9. Interest cost $10,000.

10. Plant and equipment $25,000. (It will be noted from the comparative balance sheet that there has been a net increase of only $7,500 in plant and equipment. While $25,000 was added to the plant and equipment asset during the year, there was a decrease in value due to depreciation, amounting to $17,500, as shown by the profit and loss statement. This depreciation expense is reflected as a decrease in the value of the asset Plant and Equipment and does not therefore decrease the asset Cash.)

11. Notes payable $5,000—the decrease being shown by the comparative balance sheet.

12. Mortgage payable $50,000—also shown on the comparative balance sheet.

If from the total cash available for use there is deducted the cash expended, as indicated above, the difference should indicate the amount of cash on hand at the close of the period. This balance of $10,000, as indicated by the tabulated statement below, is the amount shown by the comparative balance sheet as being on hand.

Cash Receipts:
Balance on Hand December 31, 1921 $ 15,000.00
From Customers, as above 462,000.00
Interest Income 250.00
Total Cash available for use $477,250.00

Cash Expenditures:
For Purchases as above$ 287,000.00
Inward Freight and Cartage15,000.00
Sales Salaries19,000.00
Advertising30,000.00
Sundry Selling Expense10,000.00
Office Salaries10,500.00
Insurance3,750.00
Sundry Office Expense2,000.00
Interest Cost10,000.00
Plant and Equipment25,000.00
Notes Payable5,000.00
Mortgage Payable50,000.00467,250.00
Balance of Cash on Hand
December 31, 1922, per Balance Sheet.
$ 10,000.00

By a careful study of the interrelations between various items as explained above, the student will see that the interactions between all of the transactions for the year as set forth in the comparative balance sheet and the profit and loss statement, have been indicated and proved. The proof is secured in the tie-up between the figure of cash as shown by the cash statement, and that shown in the comparative balance sheet statement as cash on hand at the end of the period.

Inter-Ratios and Their Uses.—Before leaving the study of the balance sheet and profit and loss statement and their interrelations, it is desirable to explain certain ratios between items found on both statements. These are ratios which are watched very carefully in judging the financial condition of a business. Their significance is apparent.

1. Merchandise Turnover. By merchandise turnover is meant the rate at which the merchandise stock is moved or turned over by sale during the fiscal period. The ratio expressing the rate of turnover is found by dividing the cost of goods sold, as shown in the profit and loss statement, by the average inventory carried for the year. Where there are available only the figures of opening and closing inventory, the amount of the average inventory is taken as one-half of the sum of these two inventories. The rate of turnover varies in different businesses, ranging as high as 15 or 20 in some and as low as 1 or 2 in others. The value of a rapid turnover is apparent. One dollar invested in merchandise where the rate of turnover is 10 is equivalent to $10 invested where the rate is only 1. The more work a dollar does, the greater the profit possibilities.

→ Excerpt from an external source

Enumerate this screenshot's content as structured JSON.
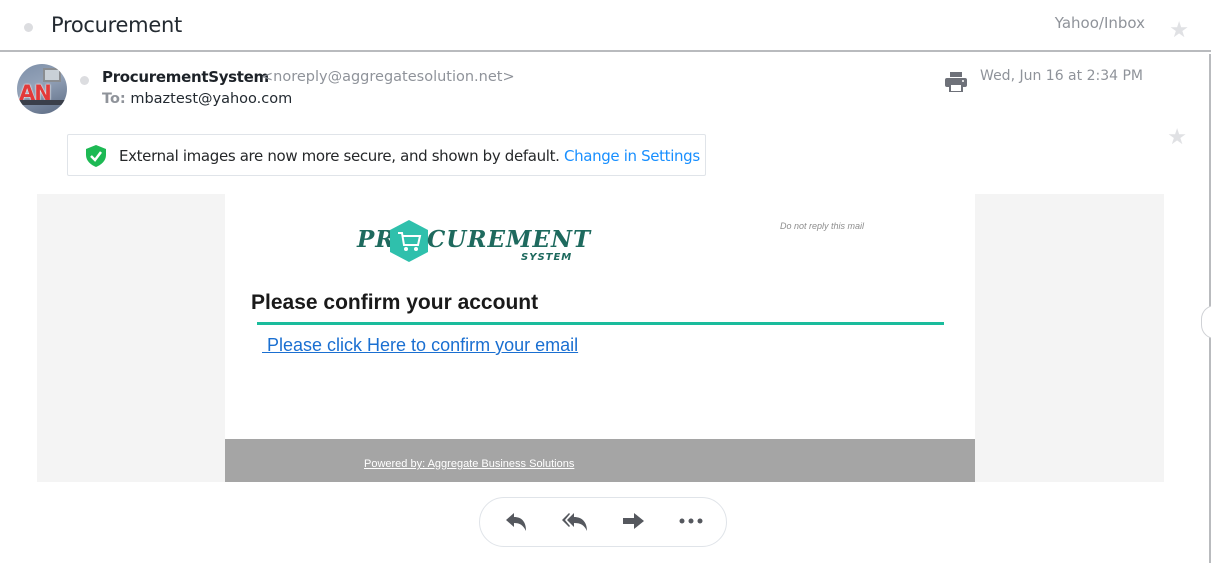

2. Working Capital Turnover. The amount of sales as indicated by the profit and loss statement, divided by the working capital—the excess of current assets over current liabilities—as determined from the balance sheet, is called the “working capital turnover.” This indicates the rate at which the working capital is used in securing sales. Where the amount of working capital on hand varies markedly at different periods of the year, the average should be used as the basis for estimating the rate of turnover.